Nenhuma dessas disciplinas se aplica ao governo, que
não apenas não precisa se preocupar com o retorno de seus gastos (de novo:
jamais chame de "investimento" algo que não está sujeito à disciplina do
mercado), como ainda possui acesso irrestrito aos recursos da sociedade para
continuar financiando seus gastos. Exatamente por isso, quanto mais o governo
gasta, mais pobre fica a sociedade.
Em segundo lugar, vale ressaltar que o crescimento
econômico ocorre em função de investimentos privados voluntários. E
investidores privados são atraídos a cidades, estados e países no quais seu capital
é bem tratado. E este nunca foi o histórico do Brasil. A ideia de que todos os
gastos do Rio se traduziriam em crescimento econômico e melhorias no padrão de
vida da população simplesmente ignorou a realidade de que nenhum investidor
sensato iria — ignorando toda a história econômica do Brasil — direcionar seu
capital escasso ao país apenas por causa de um evento de três semanas.
Somente economistas desenvolvimentistas são capazes
de acreditar naquilo que, para qualquer leigo, é um absurdo: que um evento
esportivo de três semanas não apenas poderia anular décadas de políticas
econômicas nefastas que repeliram investidores e empreendedores talentosos,
como ainda traria todos esses investidores de volta e, com isso, faria a
economia do país voltar a crescer indefinidamente.
Conclusão
Apenas o capital humano pode impulsionar o
crescimento econômico de longo prazo. Já os gastos do governo funcionam como um
repelente tanto para investidores quanto para o capital humano. E é assim
simplesmente porque os impostos que serão necessários para financiar esse
esbanjamento do governo funcionam como uma penalidade sobre os talentosos.

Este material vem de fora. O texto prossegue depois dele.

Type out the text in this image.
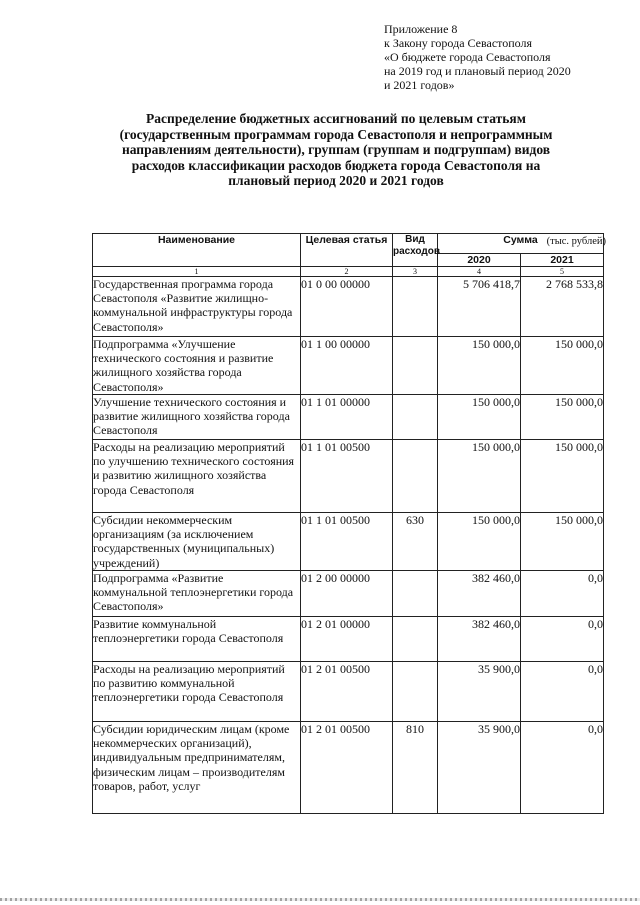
Приложение 8
к Закону города Севастополя
«О бюджете города Севастополя
на 2019 год и плановый период 2020
и 2021 годов»
Распределение бюджетных ассигнований по целевым статьям
(государственным программам города Севастополя и непрограммным
направлениям деятельности), группам (группам и подгруппам) видов
расходов классификации расходов бюджета города Севастополя на
плановый период 2020 и 2021 годов
(тыс. рублей)
Наименование	Целевая статья	Вид расходов	Сумма	
			2020	2021
1	2	3	4	5
Государственная программа города Севастополя «Развитие жилищно-коммунальной инфраструктуры города Севастополя»	01 0 00 00000		5 706 418,7	2 768 533,8
Подпрограмма «Улучшение технического состояния и развитие жилищного хозяйства города Севастополя»	01 1 00 00000		150 000,0	150 000,0
Улучшение технического состояния и развитие жилищного хозяйства города Севастополя	01 1 01 00000		150 000,0	150 000,0
Расходы на реализацию мероприятий по улучшению технического состояния и развитию жилищного хозяйства города Севастополя	01 1 01 00500		150 000,0	150 000,0
Субсидии некоммерческим организациям (за исключением государственных (муниципальных) учреждений)	01 1 01 00500	630	150 000,0	150 000,0
Подпрограмма «Развитие коммунальной теплоэнергетики города Севастополя»	01 2 00 00000		382 460,0	0,0
Развитие коммунальной теплоэнергетики города Севастополя	01 2 01 00000		382 460,0	0,0
Расходы на реализацию мероприятий по развитию коммунальной теплоэнергетики города Севастополя	01 2 01 00500		35 900,0	0,0
Субсидии юридическим лицам (кроме некоммерческих организаций), индивидуальным предпринимателям, физическим лицам – производителям товаров, работ, услуг	01 2 01 00500	810	35 900,0	0,0
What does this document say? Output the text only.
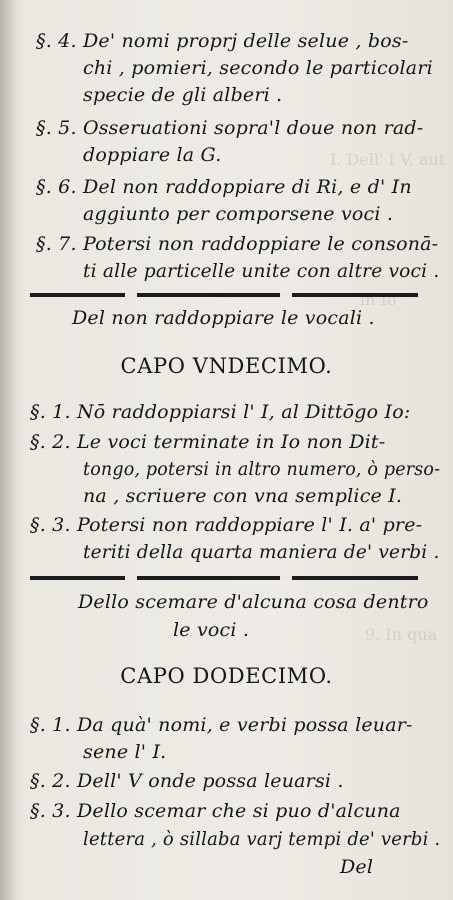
I. Dell' I V, aut
in Io
9. In qua
§. 4. De' nomi proprj delle selue , bos-
chi , pomieri, secondo le particolari
specie de gli alberi .
§. 5. Osseruationi sopra'l doue non rad-
doppiare la G.
§. 6. Del non raddoppiare di Ri, e d' In
aggiunto per comporsene voci .
§. 7. Potersi non raddoppiare le consonā-
ti alle particelle unite con altre voci .
Del non raddoppiare le vocali .
CAPO VNDECIMO.
§. 1. Nō raddoppiarsi l' I, al Dittōgo Io:
§. 2. Le voci terminate in Io non Dit-
tongo, potersi in altro numero, ò perso-
na , scriuere con vna semplice I.
§. 3. Potersi non raddoppiare l' I. a' pre-
teriti della quarta maniera de' verbi .
Dello scemare d'alcuna cosa dentro
le voci .
CAPO DODECIMO.
§. 1. Da quà' nomi, e verbi possa leuar-
sene l' I.
§. 2. Dell' V onde possa leuarsi .
§. 3. Dello scemar che si puo d'alcuna
lettera , ò sillaba varj tempi de' verbi .
Del
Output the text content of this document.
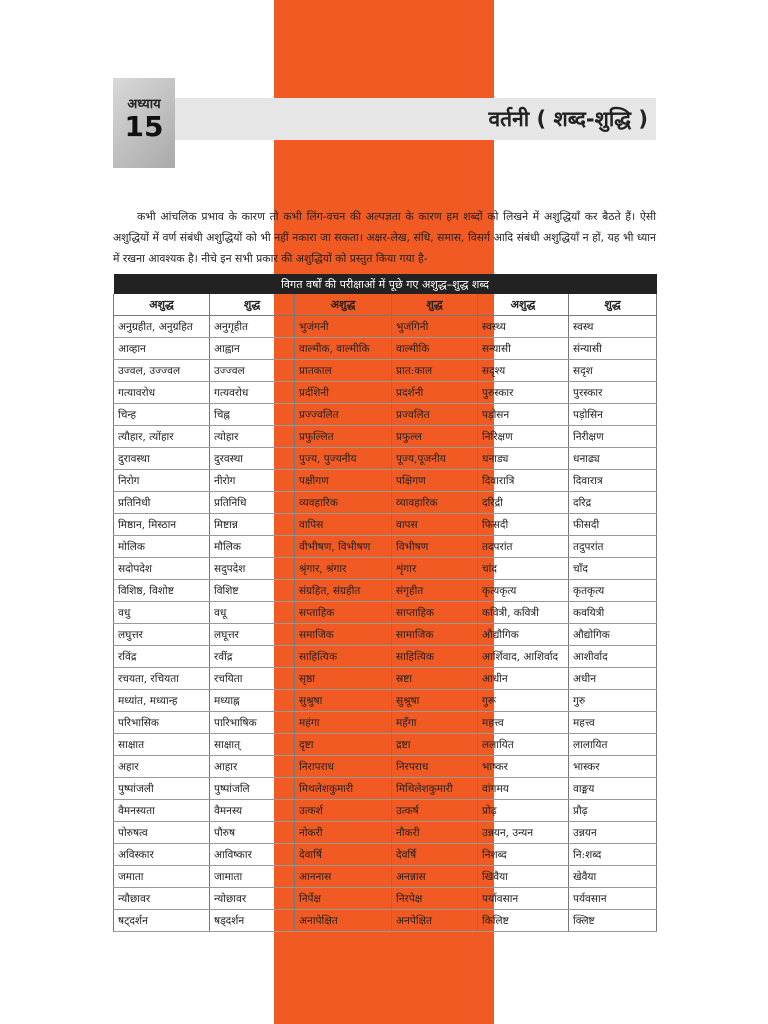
अध्याय
15	वर्तनी ( शब्द-शुद्धि )
कभी आंचलिक प्रभाव के कारण तो कभी लिंग-वचन की अल्पज्ञता के कारण हम शब्दों को लिखने में अशुद्धियाँ कर बैठते हैं। ऐसी अशुद्धियों में वर्ण संबंधी अशुद्धियों को भी नहीं नकारा जा सकता। अक्षर-लेख, संधि, समास, विसर्ग आदि संबंधी अशुद्धियाँ न हों, यह भी ध्यान में रखना आवश्यक है। नीचे इन सभी प्रकार की अशुद्धियों को प्रस्तुत किया गया है-
विगत वर्षों की परीक्षाओं में पूछे गए अशुद्ध–शुद्ध शब्द					
अशुद्ध	शुद्ध	अशुद्ध	शुद्ध	अशुद्ध	शुद्ध
अनुग्रहीत, अनुग्रहित	अनुगृहीत	भुजंगनी	भुजंगिनी	स्वस्थ्य	स्वस्थ
आव्हान	आह्वान	वाल्मीक, वाल्मीकि	वाल्मीकि	सन्यासी	संन्यासी
उज्वल, उज्ज्वल	उज्ज्वल	प्रातकाल	प्रात:काल	सदृश्य	सदृश
गत्यावरोध	गत्यवरोध	प्रर्दशिनी	प्रदर्शनी	पुरुस्कार	पुरस्कार
चिन्ह	चिह्न	प्रज्ज्वलित	प्रज्वलित	पड़ोसन	पड़ोसिन
त्यौहार, त्योंहार	त्योहार	प्रफुल्लित	प्रफुल्ल	निरिक्षण	निरीक्षण
दुरावस्था	दुरवस्था	पुज्य, पुज्यनीय	पूज्य,पूजनीय	धनाड्य	धनाढ्य
निरोग	नीरोग	पक्षीगण	पक्षिगण	दिवारात्रि	दिवारात्र
प्रतिनिधी	प्रतिनिधि	व्यवहारिक	व्यावहारिक	दरिद्री	दरिद्र
मिष्ठान, मिस्ठान	मिष्टान्न	वापिस	वापस	फिसदी	फीसदी
मोलिक	मौलिक	वीभीषण, विभीषण	विभीषण	तदपरांत	तदुपरांत
सदोपदेश	सदुपदेश	श्रृंगार, श्रंगार	शृंगार	चांद	चाँद
विशिष्ठ, विशोष्ट	विशिष्ट	संग्रहित, संग्रहीत	संगृहीत	कृत्यकृत्य	कृतकृत्य
वधु	वधू	सप्ताहिक	साप्ताहिक	कवित्री, कवित्री	कवयित्री
लघुत्तर	लघूत्तर	समाजिक	सामाजिक	औद्यौगिक	औद्योगिक
रविंद्र	रवींद्र	साहित्यिक	साहित्यिक	आर्शिवाद, आशिर्वाद	आशीर्वाद
रचयता, रचियता	रचयिता	सृष्ठा	स्रष्टा	आधीन	अधीन
मध्यांत, मध्यान्ह	मध्याह्न	सुश्रुषा	सुश्रूषा	गुरू	गुरु
परिभासिक	पारिभाषिक	महंगा	महँगा	महत्त्व	महत्त्व
साक्षात	साक्षात्	दृष्टा	द्रष्टा	ललायित	लालायित
अहार	आहार	निरापराध	निरपराध	भाष्कर	भास्कर
पुष्पांजली	पुष्पांजलि	मिथलेशकुमारी	मिथिलेशकुमारी	वांगमय	वाङ्मय
वैमनस्यता	वैमनस्य	उत्कर्श	उत्कर्ष	प्रोढ़	प्रौढ़
पोरुषत्व	पौरुष	नोकरी	नौकरी	उन्नयन, उन्यन	उन्नयन
अविस्कार	आविष्कार	देवार्षि	देवर्षि	निशब्द	नि:शब्द
जमाता	जामाता	आननास	अनन्नास	खिवैया	खेवैया
न्यौछावर	न्योछावर	निर्पेक्ष	निरपेक्ष	पर्यावसान	पर्यवसान
षट्दर्शन	षड्दर्शन	अनापेक्षित	अनपेक्षित	किलिष्ट	क्लिष्ट
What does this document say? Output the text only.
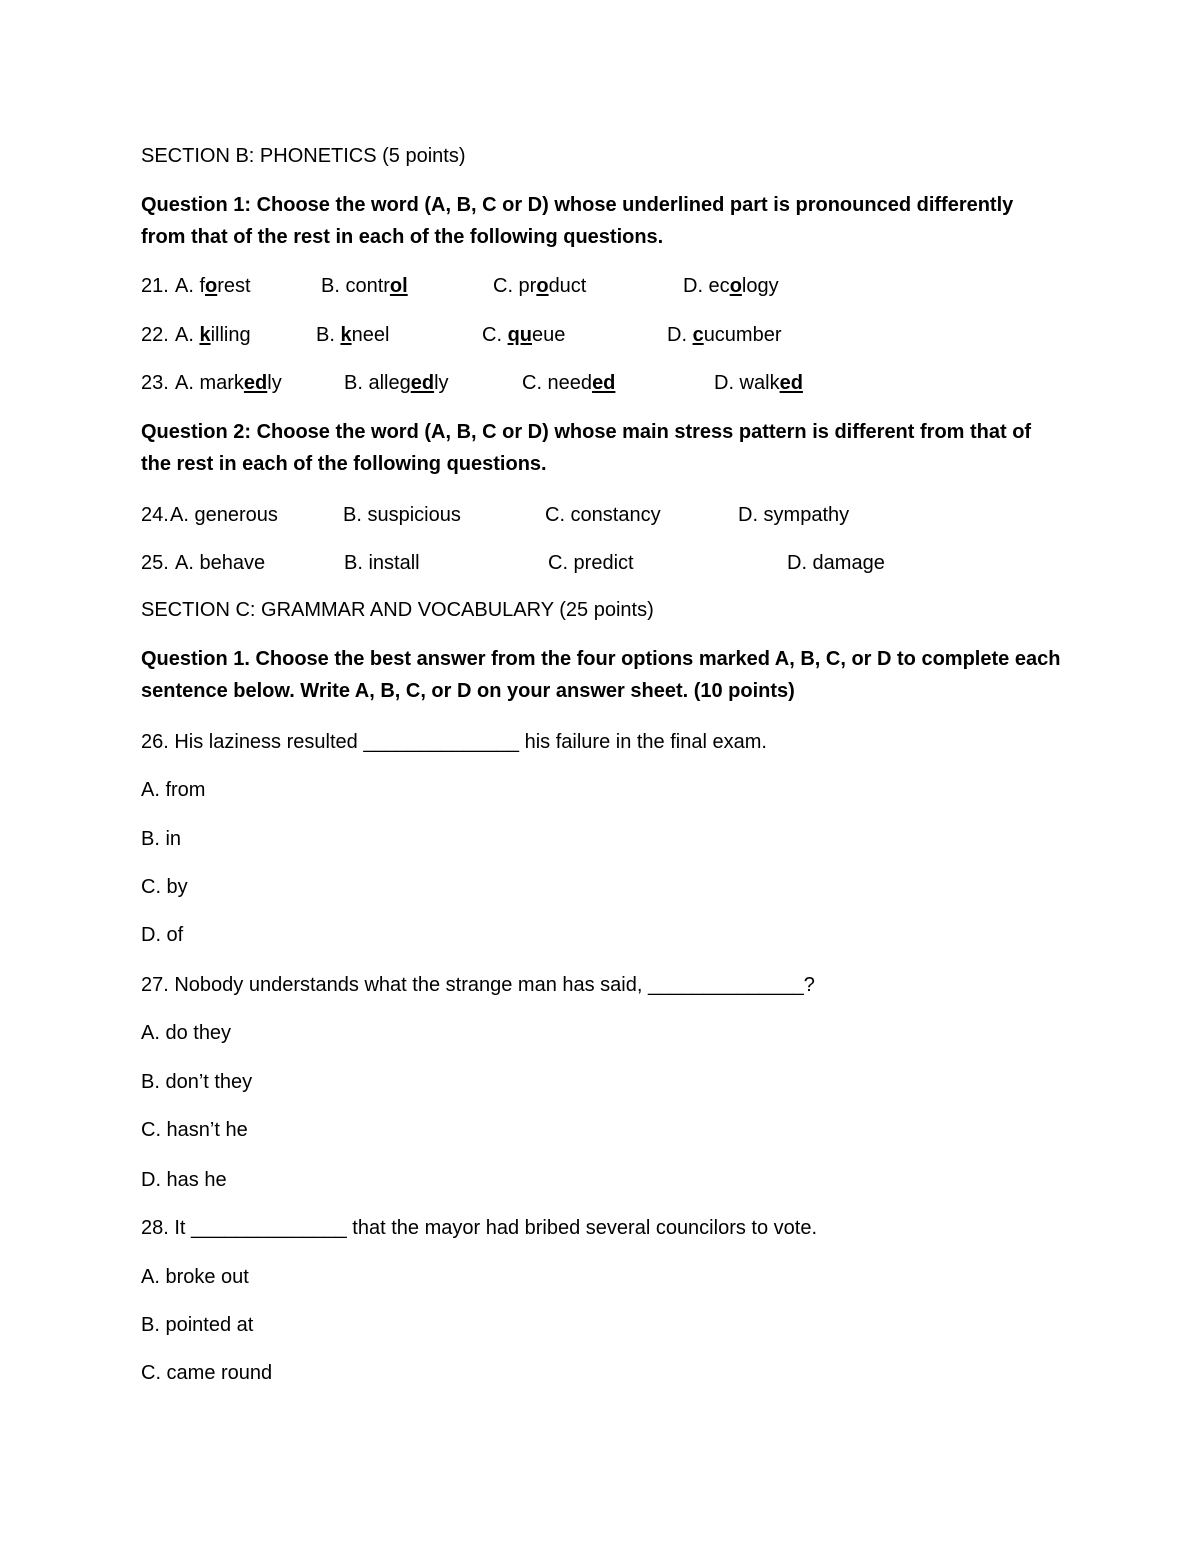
SECTION B: PHONETICS (5 points)

Question 1: Choose the word (A, B, C or D) whose underlined part is pronounced differently from that of the rest in each of the following questions.

21. A. forest	B. control	C. product	D. ecology
22. A. killing	B. kneel	C. queue	D. cucumber
23. A. markedly	B. allegedly	C. needed	D. walked

Question 2: Choose the word (A, B, C or D) whose main stress pattern is different from that of the rest in each of the following questions.

24. A. generous	B. suspicious	C. constancy	D. sympathy
25. A. behave	B. install	C. predict	D. damage

SECTION C: GRAMMAR AND VOCABULARY (25 points)

Question 1. Choose the best answer from the four options marked A, B, C, or D to complete each sentence below. Write A, B, C, or D on your answer sheet. (10 points)

26. His laziness resulted ______________ his failure in the final exam.

A. from

B. in

C. by

D. of

27. Nobody understands what the strange man has said, ______________?

A. do they

B. don’t they

C. hasn’t he

D. has he

28. It ______________ that the mayor had bribed several councilors to vote.

A. broke out

B. pointed at

C. came round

Impostos nada mais são do que um preço que o governo
coloca sobre a produtividade; uma penalidade impingida ao trabalho. Quando
empreendedores talentosos de todos os cantos do globo decidem investir em um
país, eles estão correndo risco e esperam enriquecer em decorrência
disso. No entanto, se o preço a ser pago são impostos altos, vários serão
desestimulados.
E o Brasil sempre foi pródigo nesta prática.
A resposta para os problemas econômicos do Rio, do
Brasil e de qualquer país do mundo no qual o crescimento econômico seja baixo é
a mesma: reduzir os gastos e, consequentemente, os impostos do governo, de modo
que os talentosos possam manter para si uma fatia maior daquilo que produzem.
Dinheiro gasto onde ele não é bem tratado
rapidamente vai embora. O Rio e o Brasil estão começando entender isso.
Portanto, embora seja um tanto ingênuo presumir que
a débâcle do Rio representará o prego final no caixão keynesiano, podemos pelo
menos ter a esperança de que este perfeito exemplo das consequências nefastas
dos gastos do governo irá deixar envergonhada essa insensata ideologia
econômica.
O que o senhor tem a dizer, doutor Krugman?